Standardizing Cost-Effectiveness Evidence for Cancer Prevention: A Case Study Analysis of HPV Vaccination

Document Type : Short Communications

Authors

1 Cancer Research Center, Shahid Beheshti University of Medical Sciences, Tehran, Iran.

2 Department of Health Management and Economics, School of Public Health, Tehran University of Medical Sciences, Tehran, Iran.

3 Health Management and Economics Research Center, Health Management Research Institute, Iran University of Medical Sciences, Tehran, Iran.

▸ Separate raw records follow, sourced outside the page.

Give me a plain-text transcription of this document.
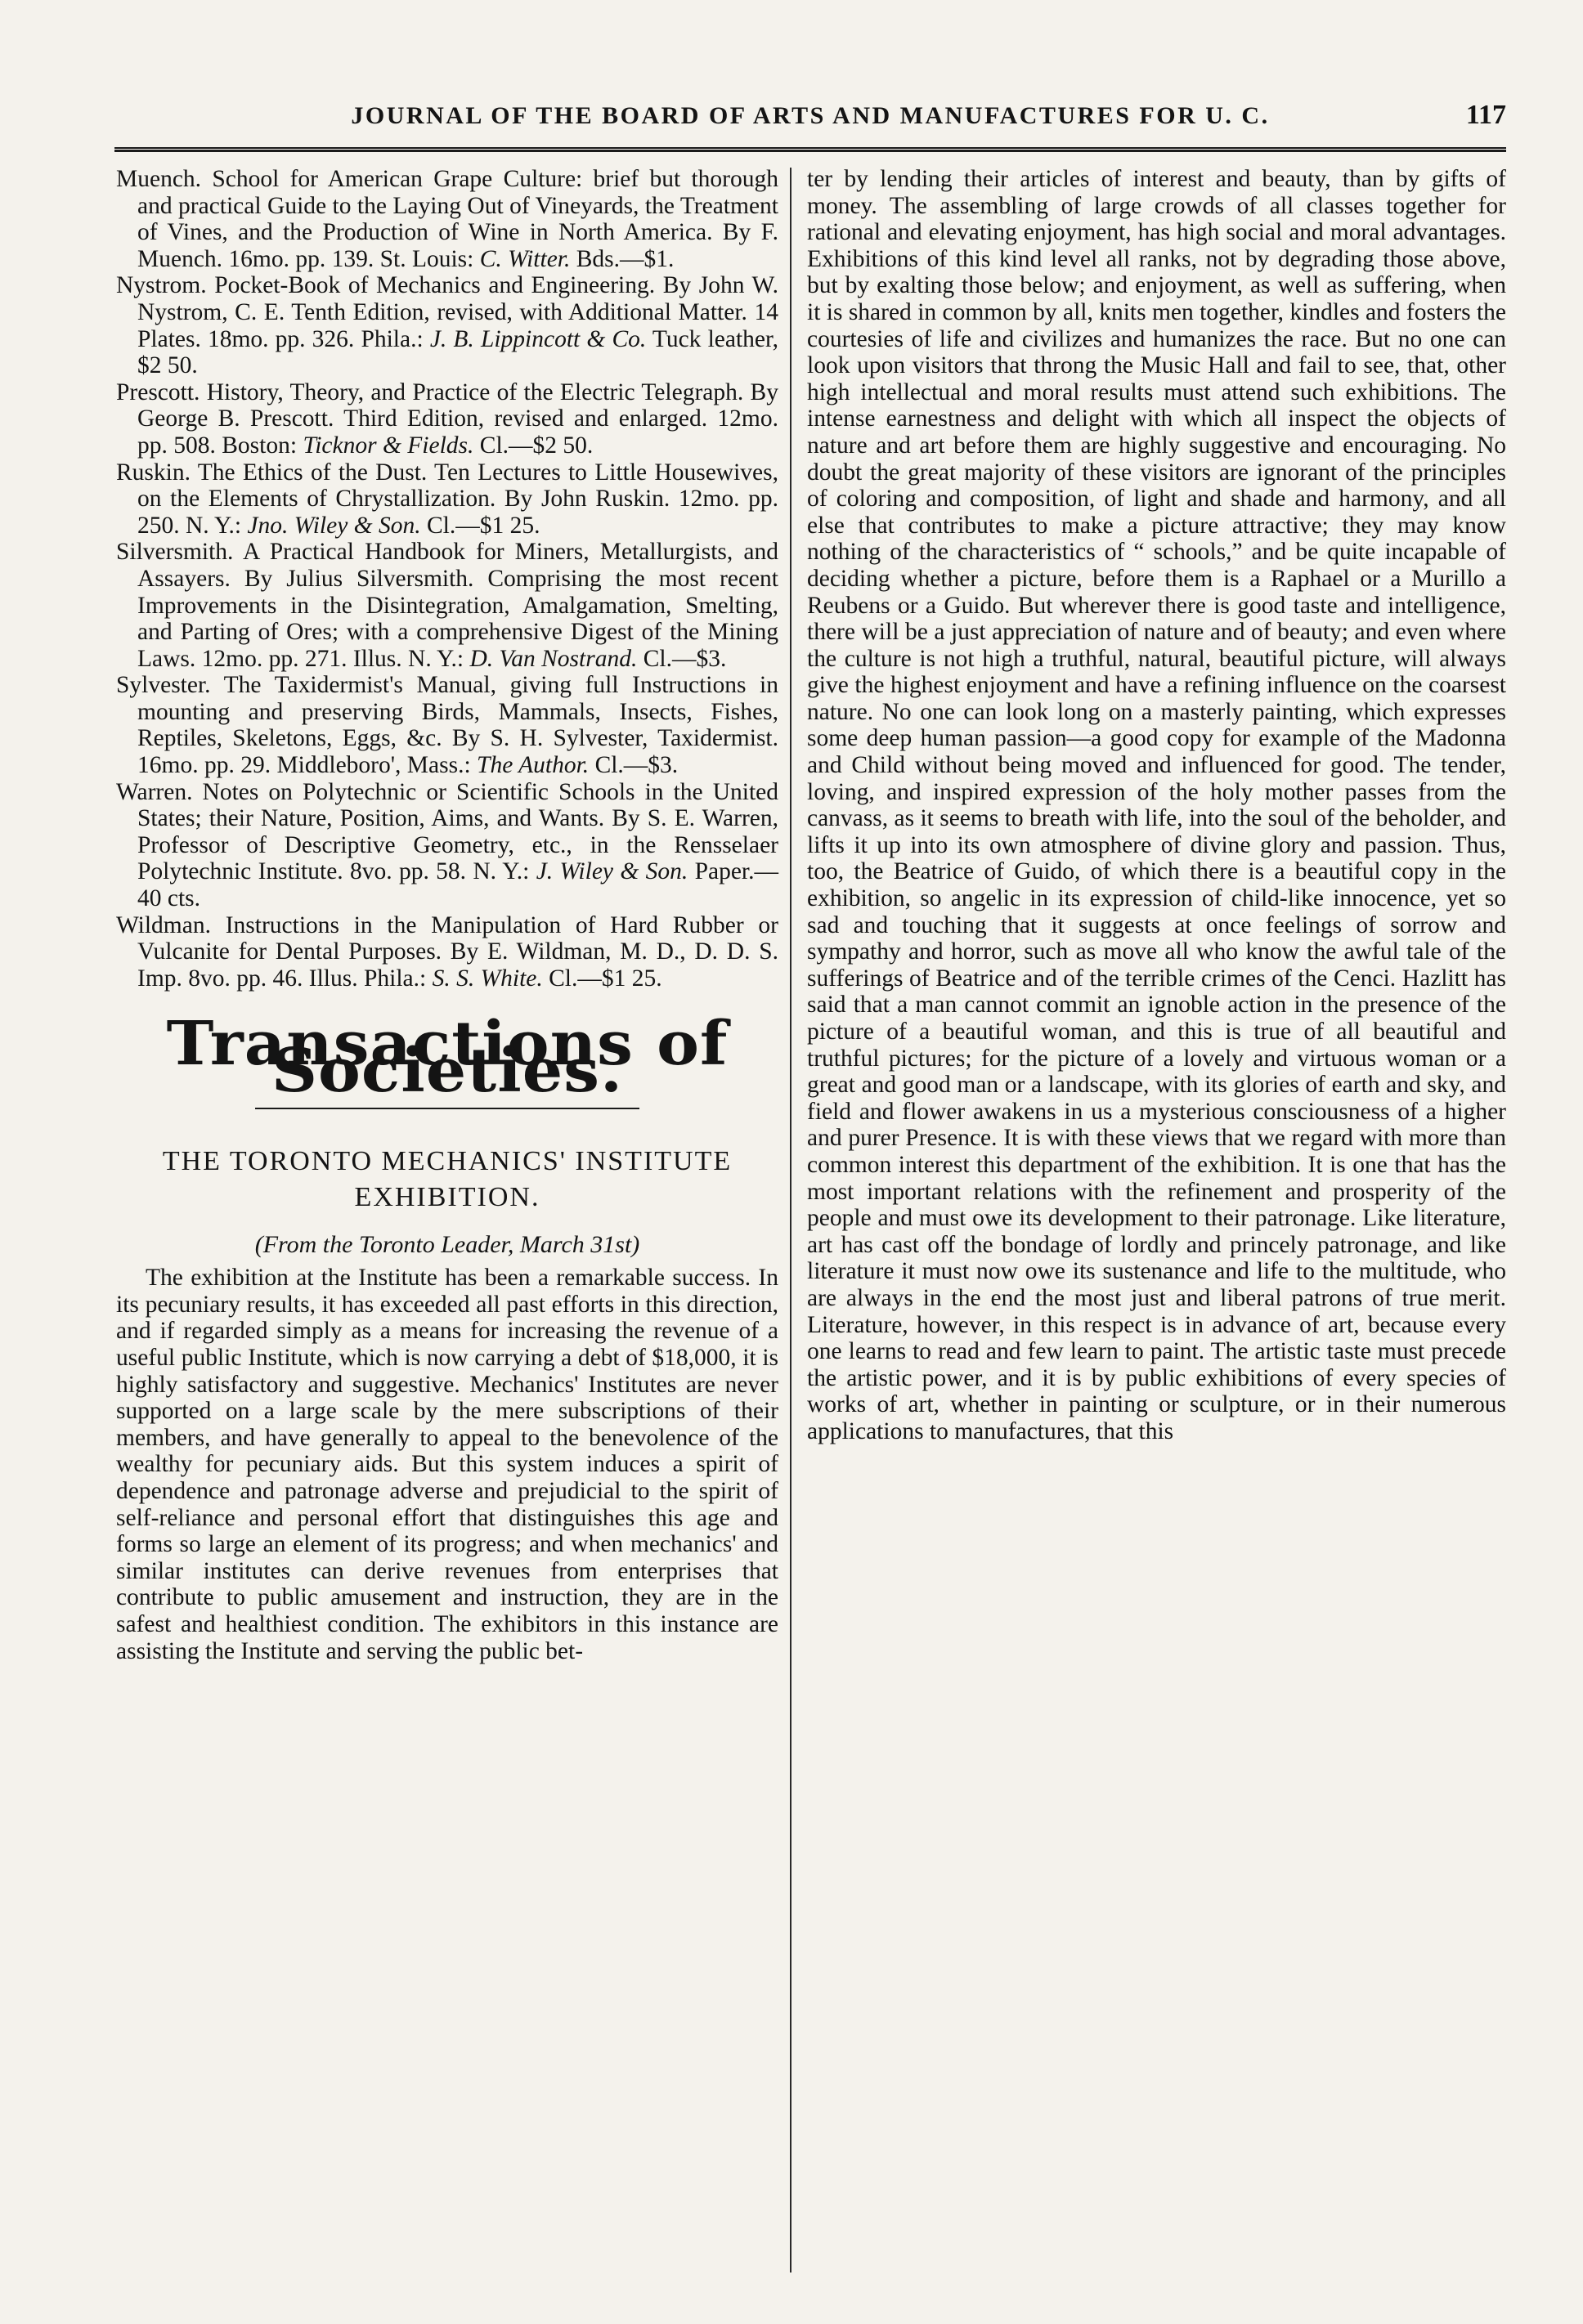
JOURNAL OF THE BOARD OF ARTS AND MANUFACTURES FOR U. C.	117

Muench. School for American Grape Culture: brief but thorough and practical Guide to the Laying Out of Vineyards, the Treatment of Vines, and the Production of Wine in North America. By F. Muench. 16mo. pp. 139. St. Louis: C. Witter. Bds.—$1.

Nystrom. Pocket-Book of Mechanics and Engineering. By John W. Nystrom, C. E. Tenth Edition, revised, with Additional Matter. 14 Plates. 18mo. pp. 326. Phila.: J. B. Lippincott & Co. Tuck leather, $2 50.

Prescott. History, Theory, and Practice of the Electric Telegraph. By George B. Prescott. Third Edition, revised and enlarged. 12mo. pp. 508. Boston: Ticknor & Fields. Cl.—$2 50.

Ruskin. The Ethics of the Dust. Ten Lectures to Little Housewives, on the Elements of Chrystallization. By John Ruskin. 12mo. pp. 250. N. Y.: Jno. Wiley & Son. Cl.—$1 25.

Silversmith. A Practical Handbook for Miners, Metallurgists, and Assayers. By Julius Silversmith. Comprising the most recent Improvements in the Disintegration, Amalgamation, Smelting, and Parting of Ores; with a comprehensive Digest of the Mining Laws. 12mo. pp. 271. Illus. N. Y.: D. Van Nostrand. Cl.—$3.

Sylvester. The Taxidermist's Manual, giving full Instructions in mounting and preserving Birds, Mammals, Insects, Fishes, Reptiles, Skeletons, Eggs, &c. By S. H. Sylvester, Taxidermist. 16mo. pp. 29. Middleboro', Mass.: The Author. Cl.—$3.

Warren. Notes on Polytechnic or Scientific Schools in the United States; their Nature, Position, Aims, and Wants. By S. E. Warren, Professor of Descriptive Geometry, etc., in the Rensselaer Polytechnic Institute. 8vo. pp. 58. N. Y.: J. Wiley & Son. Paper.—40 cts.

Wildman. Instructions in the Manipulation of Hard Rubber or Vulcanite for Dental Purposes. By E. Wildman, M. D., D. D. S. Imp. 8vo. pp. 46. Illus. Phila.: S. S. White. Cl.—$1 25.

Transactions of Societies.

THE TORONTO MECHANICS' INSTITUTE EXHIBITION.

(From the Toronto Leader, March 31st)

The exhibition at the Institute has been a remarkable success. In its pecuniary results, it has exceeded all past efforts in this direction, and if regarded simply as a means for increasing the revenue of a useful public Institute, which is now carrying a debt of $18,000, it is highly satisfactory and suggestive. Mechanics' Institutes are never supported on a large scale by the mere subscriptions of their members, and have generally to appeal to the benevolence of the wealthy for pecuniary aids. But this system induces a spirit of dependence and patronage adverse and prejudicial to the spirit of self-reliance and personal effort that distinguishes this age and forms so large an element of its progress; and when mechanics' and similar institutes can derive revenues from enterprises that contribute to public amusement and instruction, they are in the safest and healthiest condition. The exhibitors in this instance are assisting the Institute and serving the public bet-

ter by lending their articles of interest and beauty, than by gifts of money. The assembling of large crowds of all classes together for rational and elevating enjoyment, has high social and moral advantages. Exhibitions of this kind level all ranks, not by degrading those above, but by exalting those below; and enjoyment, as well as suffering, when it is shared in common by all, knits men together, kindles and fosters the courtesies of life and civilizes and humanizes the race. But no one can look upon visitors that throng the Music Hall and fail to see, that, other high intellectual and moral results must attend such exhibitions. The intense earnestness and delight with which all inspect the objects of nature and art before them are highly suggestive and encouraging. No doubt the great majority of these visitors are ignorant of the principles of coloring and composition, of light and shade and harmony, and all else that contributes to make a picture attractive; they may know nothing of the characteristics of “ schools,” and be quite incapable of deciding whether a picture, before them is a Raphael or a Murillo a Reubens or a Guido. But wherever there is good taste and intelligence, there will be a just appreciation of nature and of beauty; and even where the culture is not high a truthful, natural, beautiful picture, will always give the highest enjoyment and have a refining influence on the coarsest nature. No one can look long on a masterly painting, which expresses some deep human passion—a good copy for example of the Madonna and Child without being moved and influenced for good. The tender, loving, and inspired expression of the holy mother passes from the canvass, as it seems to breath with life, into the soul of the beholder, and lifts it up into its own atmosphere of divine glory and passion. Thus, too, the Beatrice of Guido, of which there is a beautiful copy in the exhibition, so angelic in its expression of child-like innocence, yet so sad and touching that it suggests at once feelings of sorrow and sympathy and horror, such as move all who know the awful tale of the sufferings of Beatrice and of the terrible crimes of the Cenci. Hazlitt has said that a man cannot commit an ignoble action in the presence of the picture of a beautiful woman, and this is true of all beautiful and truthful pictures; for the picture of a lovely and virtuous woman or a great and good man or a landscape, with its glories of earth and sky, and field and flower awakens in us a mysterious consciousness of a higher and purer Presence. It is with these views that we regard with more than common interest this department of the exhibition. It is one that has the most important relations with the refinement and prosperity of the people and must owe its development to their patronage. Like literature, art has cast off the bondage of lordly and princely patronage, and like literature it must now owe its sustenance and life to the multitude, who are always in the end the most just and liberal patrons of true merit. Literature, however, in this respect is in advance of art, because every one learns to read and few learn to paint. The artistic taste must precede the artistic power, and it is by public exhibitions of every species of works of art, whether in painting or sculpture, or in their numerous applications to manufactures, that this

4 Research Center for Emergency and Disaster Resilience, Red Crescent Society of the Islamic Republic of Iran, Tehran, Iran.

Abstract

Background: Cervical cancer remains a leading cause of cancer mortality worldwide, with over 85% of deaths occurring in low- and middle-income countries (LMICs) where resources are scarce. A fundamental challenge in global health policy is comparing economic evaluations across these diverse settings, as traditional Incremental Cost-Effectiveness Ratios (ICERs) are constrained by different currencies, price levels, and willingness-to-pay (WTP) thresholds. To address this, we propose a standardized Cost-Effectiveness Ratio (CER), calculated as the ICER divided by the country-specific WTP threshold, creating a unitless, income-adjusted metric. Methods: We conducted a rapid review of HPV vaccination economic evaluations published between 2022 and 2025. Employing a case study approach, we extracted original ICERs and WTP thresholds from diverse countries. All monetary values were converted to 2024 US Dollars using transparent exchange rates, with a critical handling of the Thailand WTP threshold to ensure it was based on the original Thai Baht value from the publication before conversion to USD to ensure analytical integrity. The CER was then calculated to facilitate direct comparison. Results: The CER provides a powerful lens for interpreting value. Our case study reveals that a vaccination strategy in China (CER=0.0002) is dramatically more favourable than one in Japan (CER=0.20), a finding obscured by absolute costs. Furthermore, the CER shows that programs in Thailand and the Philippines offer over twice the relative economic value of Japan’s program. It also enables nuanced comparisons, such as between single-dose and two-dose regimens, revealing comparable value for money in lower-middle-income settings. Conclusion: The CER is a simple yet powerful tool that transforms incomparable data into a standardized metric. For international funders like Gavi and national policymakers, it provides robust evidence to prioritize investments in LMICs, where the return on investment is highest. By reframing the economic question from “can we afford it?” to “how can we afford not to?”, the CER promotes health equity and strengthens the case for accelerating global HPV vaccination efforts.